Aleteia : Licence de droit, master de RH, travail en entreprise… Votre CV ne vous destinait pas à l’artisanat. Quand et comment vous êtes-vous lancé dans cette reconversion ?
Grégoire de Tarlé : L’idée d’une reconversion a germé quand j’étais en troisième année de droit en Erasmus, à Rome. J’ai finalement poursuivi mes études, qui me plaisaient, et après l’obtention de mon master de RH, j’ai travaillé à peine un an dans une grande entreprise française. C’est à ce moment-là que je me suis rendu compte que mon métier ne me plaisait pas. J’ai quitté mon poste et j’ai fait des petits stages à droite à gauche dans l’artisanat pour trouver ma voie. C’était en 2017, j’avais 26 ans, j’étais déjà marié et à l’époque, nous avions deux enfants : aujourd’hui nous avons six enfants et l’aîné à sept ans et demi. J’ai rejoint un CAP en ébénisterie en alternance et j’ai enchaîné sur un an de CAP marqueterie en atelier, en Mayenne. J’en ensuite travaillé cinq ans dans ce même atelier, avant un licenciement économique.
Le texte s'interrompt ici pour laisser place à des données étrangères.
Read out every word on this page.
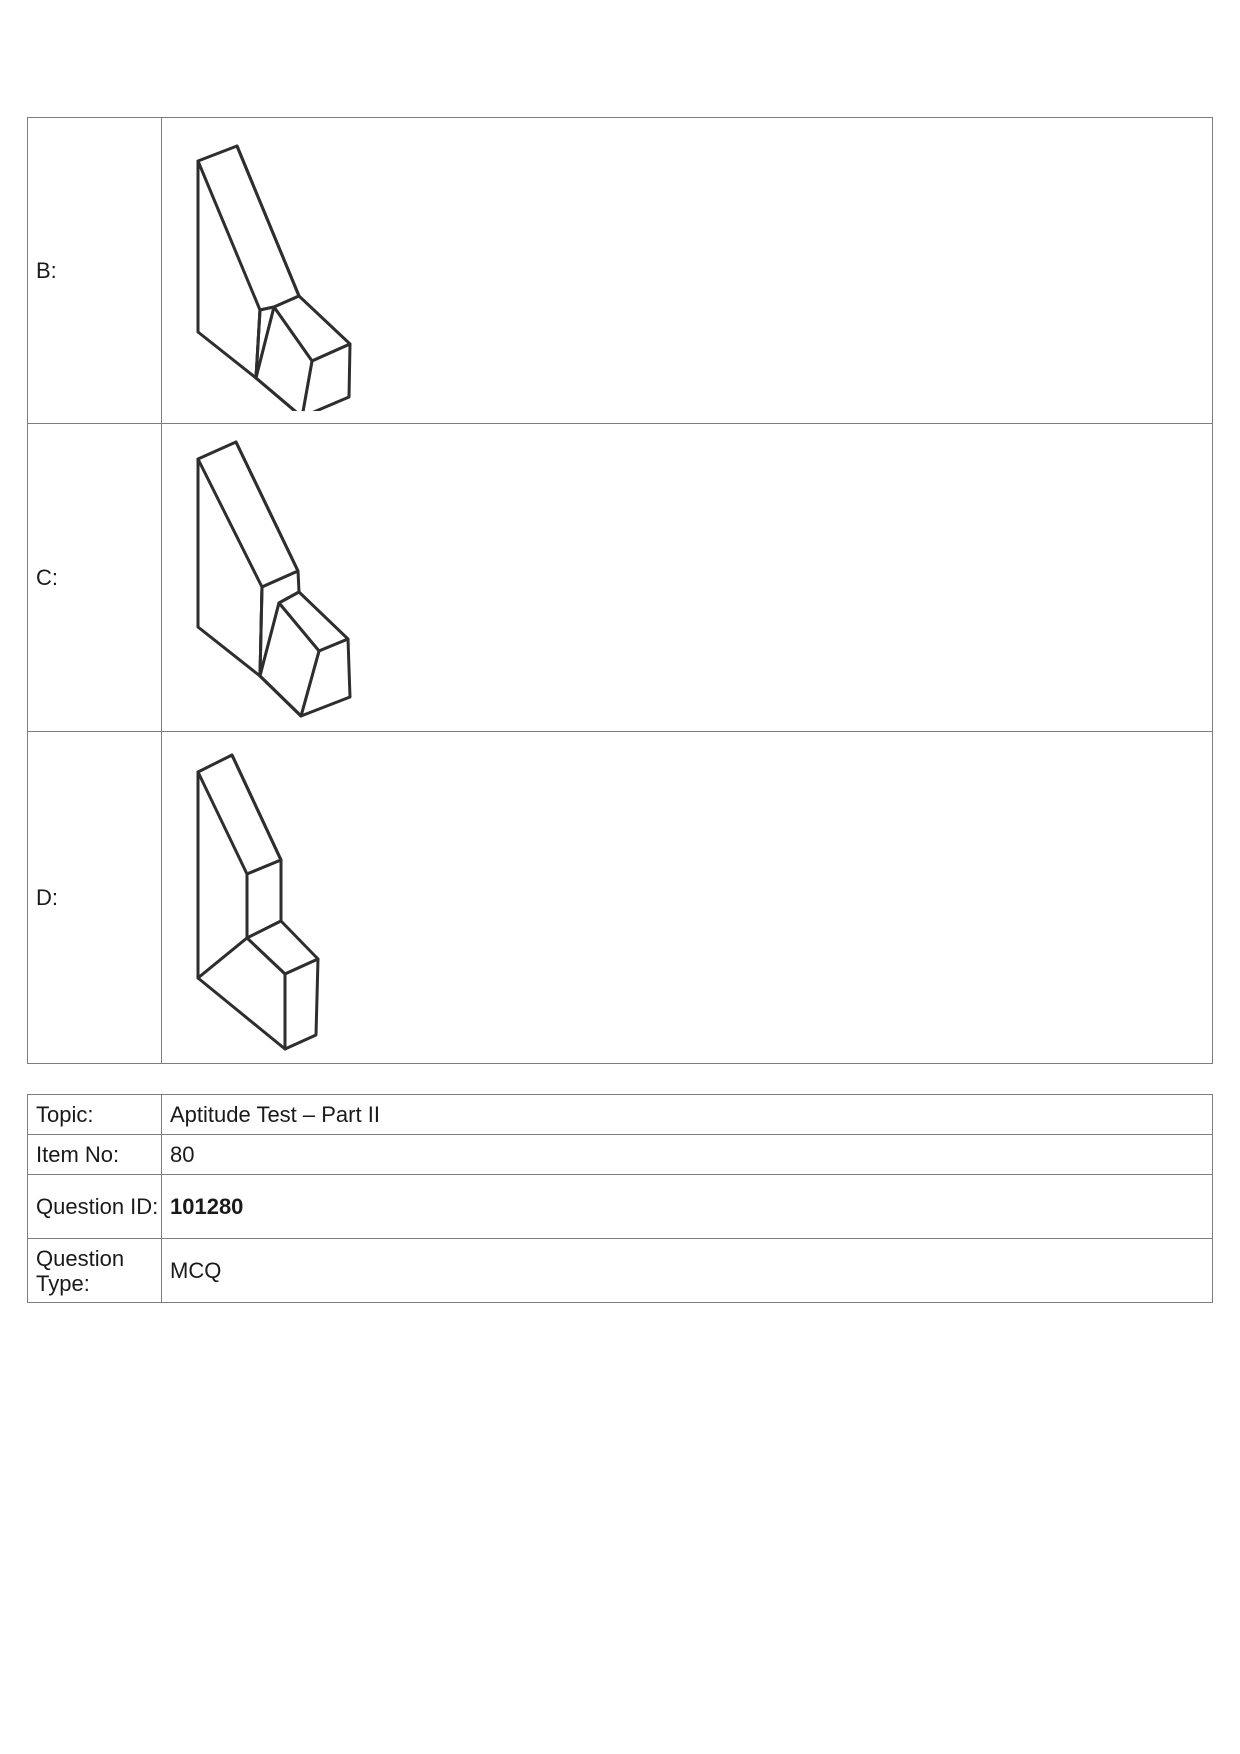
B:	

C:	

D:	
Topic:	Aptitude Test – Part II
Item No:	80
Question ID:	101280
Question Type:	MCQ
Comment est né l’Atelier Bosco ?
Avec ma femme, nous cherchions une icone de la sainte famille qui soit originale et grande. Mes études de marqueterie étant à Paris, j’ai fait le tour des librairies religieuses pour trouver ce que nous cherchions… Et je n’ai rien trouvé ! Je me suis alors mis en tête de la fabriquer moi-même. J’ai posté le résultat sur Instagram et les gens ont tout de suite été très enthousiastes. L’Atelier Bosco, lui, rassemble deux activités : la marqueterie de paille et la restauration de meubles. Aujourd’hui et depuis quelques mois, c’est devenu mon travail à temps plein.
D’où vient ce nom ?
Mon fils aîné s’appelle Bosco. Cette idée de devenir ébéniste m’est venue à Rome : là, j’ai rencontré pour la première fois de ma vie un Bosco qui avait mon âge. J’ai eu un coup de cœur pour ce prénom et j’ai su que mon premier fils s'appellerait ainsi. C’est ma femme qui a pensé à ce nom pour l’atelier. Pour l’anecdote, en plus, bosco signifie bosquet en italien et j’y ai trouvé du sens, puisque je travaille le bois.
L’iconographie religieuse s’est-elle imposée à vous ou avez-vous exploré d’autres champs ?
J’ai commencé avec l’iconographie religieuse mais j’ai aussi essayé le domaine profane avec des cadres floraux, des oiseaux, des poissons tropicaux et des boucles d’oreilles, pour développer mon activité. Le champ religieux me permet d’allier ma foi et mon travail et d’y trouver un sens.
Je ne savais pas si cette voie-là était la bonne, mais je me suis abandonné en laissant Dieu aux commandes pour qu'Il m'envoie là où je serai à ma place.
Comment transmettre le sens de la beauté à vos enfants ?
C’est vrai que quand ils sont très jeunes, c’est assez difficile, mais en général ils passent après l’école dans mon atelier, bien que tous n’y restent pas. Voir les couleurs, les dessins et les motifs leur donne le sens artistique et les aide à développer leur imagination, si ce n’est déjà le goût du beau. En vacances, nous visitons en famille les églises et les cathédrales pour leur montrer les vitraux, les tableaux et les sculptures, mais tout se fait petit à petit.
Avez-vous le sentiment qu’il vous a fallu du courage pour abandonner un métier stable et bien rémunéré pour vous lancer dans l’artisanat ?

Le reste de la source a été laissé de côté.